En juillet 2011, la WirtschaftsWoche a cru que Gazprom Germania, entreprise de l’énergie basée à Berlin et y employant presque 600 personnes, allait déménager son siège au Grand-Duché. Le projet de centrale avait entretemps capoté. Les engagements de long terme sur le marché de l’énergie n’étaient plus adaptés à la vision libérale de la Commission européenne après la crise financière. Le court-termisme contractuel devait fluidifier le marché et le rendre plus concurrentiel. Le Luxembourg voyait lui d’un bon œil l’arrivée de banques étrangères, originaires des pétromonarchies ou des gazodictatures. Le centre financier luxembourgeois anticipait la disparition du secret bancaire à l’horizon 2015. La filiale bancaire européenne de Gazprom au Luxembourg a officiellement été créée le 10 juillet 2013. Paul Mousel, associé fondateur du cabinet Arendt & Medernach, représentait le géant gazier russe devant la notaire Joëlle Baden. GPB International SA, sa dénomination sociale à l’époque, a reçu sa licence de banque générale des mains du ministre des Finances, Luc Frieden, le 21 octobre 2013.

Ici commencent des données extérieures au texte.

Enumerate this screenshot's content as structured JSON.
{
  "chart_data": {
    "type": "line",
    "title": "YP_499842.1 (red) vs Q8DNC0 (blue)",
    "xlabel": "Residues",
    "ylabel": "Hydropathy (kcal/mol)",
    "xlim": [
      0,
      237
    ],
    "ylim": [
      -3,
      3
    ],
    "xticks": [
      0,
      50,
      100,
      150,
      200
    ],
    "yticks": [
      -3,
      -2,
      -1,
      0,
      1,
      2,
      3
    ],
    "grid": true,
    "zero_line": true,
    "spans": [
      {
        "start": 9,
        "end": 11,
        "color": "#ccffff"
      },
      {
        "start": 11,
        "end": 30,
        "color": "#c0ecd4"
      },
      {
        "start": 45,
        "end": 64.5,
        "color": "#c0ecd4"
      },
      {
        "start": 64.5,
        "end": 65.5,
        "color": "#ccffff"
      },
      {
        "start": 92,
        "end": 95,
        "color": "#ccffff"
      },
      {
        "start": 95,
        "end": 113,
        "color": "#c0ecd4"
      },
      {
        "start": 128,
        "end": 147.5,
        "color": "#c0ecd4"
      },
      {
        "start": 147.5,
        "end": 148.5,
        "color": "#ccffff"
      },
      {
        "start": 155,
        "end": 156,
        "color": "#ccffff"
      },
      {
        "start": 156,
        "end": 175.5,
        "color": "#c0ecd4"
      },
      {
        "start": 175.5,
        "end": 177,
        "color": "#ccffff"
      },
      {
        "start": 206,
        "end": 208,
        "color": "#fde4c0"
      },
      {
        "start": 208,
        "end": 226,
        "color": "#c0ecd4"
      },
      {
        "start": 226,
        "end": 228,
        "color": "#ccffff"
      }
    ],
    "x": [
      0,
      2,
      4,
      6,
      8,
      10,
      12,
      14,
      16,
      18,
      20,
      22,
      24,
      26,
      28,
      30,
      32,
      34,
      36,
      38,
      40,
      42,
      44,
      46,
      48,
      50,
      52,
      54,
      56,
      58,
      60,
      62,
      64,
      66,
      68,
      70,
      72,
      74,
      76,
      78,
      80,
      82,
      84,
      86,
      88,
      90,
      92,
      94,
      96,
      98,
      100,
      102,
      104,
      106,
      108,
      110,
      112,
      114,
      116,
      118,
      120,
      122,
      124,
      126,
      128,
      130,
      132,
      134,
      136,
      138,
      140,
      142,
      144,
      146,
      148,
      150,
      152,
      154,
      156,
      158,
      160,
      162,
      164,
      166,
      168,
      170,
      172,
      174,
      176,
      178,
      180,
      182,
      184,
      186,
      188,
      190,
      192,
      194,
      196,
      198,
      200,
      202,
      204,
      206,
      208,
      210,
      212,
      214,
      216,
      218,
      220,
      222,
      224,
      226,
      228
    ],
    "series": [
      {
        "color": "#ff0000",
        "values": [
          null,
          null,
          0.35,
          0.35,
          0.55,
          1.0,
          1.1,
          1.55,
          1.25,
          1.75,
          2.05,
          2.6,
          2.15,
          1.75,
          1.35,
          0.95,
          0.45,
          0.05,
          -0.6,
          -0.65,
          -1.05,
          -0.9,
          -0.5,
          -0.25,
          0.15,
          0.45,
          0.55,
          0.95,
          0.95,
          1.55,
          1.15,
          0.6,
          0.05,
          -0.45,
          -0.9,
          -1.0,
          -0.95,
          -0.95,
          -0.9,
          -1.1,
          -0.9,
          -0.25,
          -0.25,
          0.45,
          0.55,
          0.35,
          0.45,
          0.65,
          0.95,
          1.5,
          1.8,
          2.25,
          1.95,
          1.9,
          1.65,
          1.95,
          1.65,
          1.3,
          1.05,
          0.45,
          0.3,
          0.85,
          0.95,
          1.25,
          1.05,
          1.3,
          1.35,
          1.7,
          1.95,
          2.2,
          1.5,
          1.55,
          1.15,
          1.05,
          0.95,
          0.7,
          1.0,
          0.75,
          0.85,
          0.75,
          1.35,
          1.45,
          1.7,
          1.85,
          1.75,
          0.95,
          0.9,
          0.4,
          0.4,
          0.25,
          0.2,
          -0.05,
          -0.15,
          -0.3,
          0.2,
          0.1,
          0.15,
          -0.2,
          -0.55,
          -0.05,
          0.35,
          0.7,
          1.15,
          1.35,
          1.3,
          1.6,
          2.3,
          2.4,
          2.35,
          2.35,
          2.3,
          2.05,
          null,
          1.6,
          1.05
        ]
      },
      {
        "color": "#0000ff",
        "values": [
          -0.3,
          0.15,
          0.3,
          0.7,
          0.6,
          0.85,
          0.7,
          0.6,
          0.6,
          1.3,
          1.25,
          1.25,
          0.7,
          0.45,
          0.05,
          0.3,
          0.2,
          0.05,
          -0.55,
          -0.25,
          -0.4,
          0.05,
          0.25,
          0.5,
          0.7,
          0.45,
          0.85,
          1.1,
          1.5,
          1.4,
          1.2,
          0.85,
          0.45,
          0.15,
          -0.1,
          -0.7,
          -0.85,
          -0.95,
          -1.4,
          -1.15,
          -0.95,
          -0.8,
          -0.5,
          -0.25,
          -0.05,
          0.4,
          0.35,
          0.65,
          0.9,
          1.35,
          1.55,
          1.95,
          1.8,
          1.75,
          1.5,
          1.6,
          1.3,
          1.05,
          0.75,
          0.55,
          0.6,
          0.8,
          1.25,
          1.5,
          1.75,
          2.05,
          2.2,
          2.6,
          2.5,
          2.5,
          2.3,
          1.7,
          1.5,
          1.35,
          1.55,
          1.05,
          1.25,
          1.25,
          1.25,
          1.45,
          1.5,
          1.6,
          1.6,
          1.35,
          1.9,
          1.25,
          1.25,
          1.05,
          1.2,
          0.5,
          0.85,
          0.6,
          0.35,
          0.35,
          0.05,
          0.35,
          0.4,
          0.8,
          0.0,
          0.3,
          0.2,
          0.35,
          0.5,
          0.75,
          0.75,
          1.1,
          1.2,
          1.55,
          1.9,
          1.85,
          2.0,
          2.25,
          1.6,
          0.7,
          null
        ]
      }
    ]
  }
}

Comme le révèle le faible nombre d’occurrences dans la revue de presse du gouvernement, peu ont mis le nez dans les affaires de GPB. Si ce n’est lors de l’invasion de la Crimée par la Russie en 2014. En décembre 2020, son directeur général Sergey Belousov a un peu levé le voile pour Treasurer magazine, publié par l’Atel via la maison d’édition 360 Crossmedia, la Pravda de la communauté d’affaires luxembourgeoise. Bien qu’active dans les fonds et la gestion de fortune, GPB a pour « backbone » le corporate banking avec notamment la possibilité pour les entreprises, à commencer par son actionnaire Gazprom, d’effectuer des dépôts dans plusieurs monnaies, de les convertir, d’opérer des transactions de commodities. Le 23 avril, Reuters éclaire les nouvelles règles du jeu des sanctions réciproques entre l’UE et la Russie. Les importateurs de gaz tels que Uniper, Engie, OMV ou BASF doivent ouvrir des comptes en euros auprès de Gazprombank et plus particulièrement en son entité luxembourgeoise. À charge de la banque d’opérer la conversion ou même de la compenser, de la filiale européenne à la maison mère moscovite.
Dans son rapport annuel 2021, photographiant les comptes au 31 décembre dernier où l’agression russe est qualifiée « d’opération militaire en Ukraine », GPB est déjà très active sur la conversion d’euros en roubles avec 640 millions d’euros de forward exchange contacts. Zéro pour vendre des roubles et acheter des euros. Presque la moitié des dépôts sont libellés en roubles (805 millions contre 561 millions en euros et à peu près la même somme en dollars). Fin 2020, GPB accueillait près de vingt fois moins de dépôts dans la monnaie russe, 29 petits millions d’euros. Fin 2021, la maison mère Gazprombank JSC avait 833 millions d’euros en dépôt dans la filiale luxembourgeoise, presque la moitié du volume total, preuve que l’établissement luxembourgeois opère comme un gigantesque bureau de change. Pour autant, la banque prévoit pour 2022 un déclin de ses revenus nets de 85 pour cent par rapport à 2021 : principalement à cause de l’effondrement des revenus des commissions avec l’arrêt de l’activité de placement et de prêt. Le doublement des revenus de l’activité de change et de transactions, lié à la hausse du prix du gaz et le monopole exercé pour son paiement, ne compense pas. « The bank is highly dependent on its sole shareholder and on the Russian Federation », lit-on par ailleurs.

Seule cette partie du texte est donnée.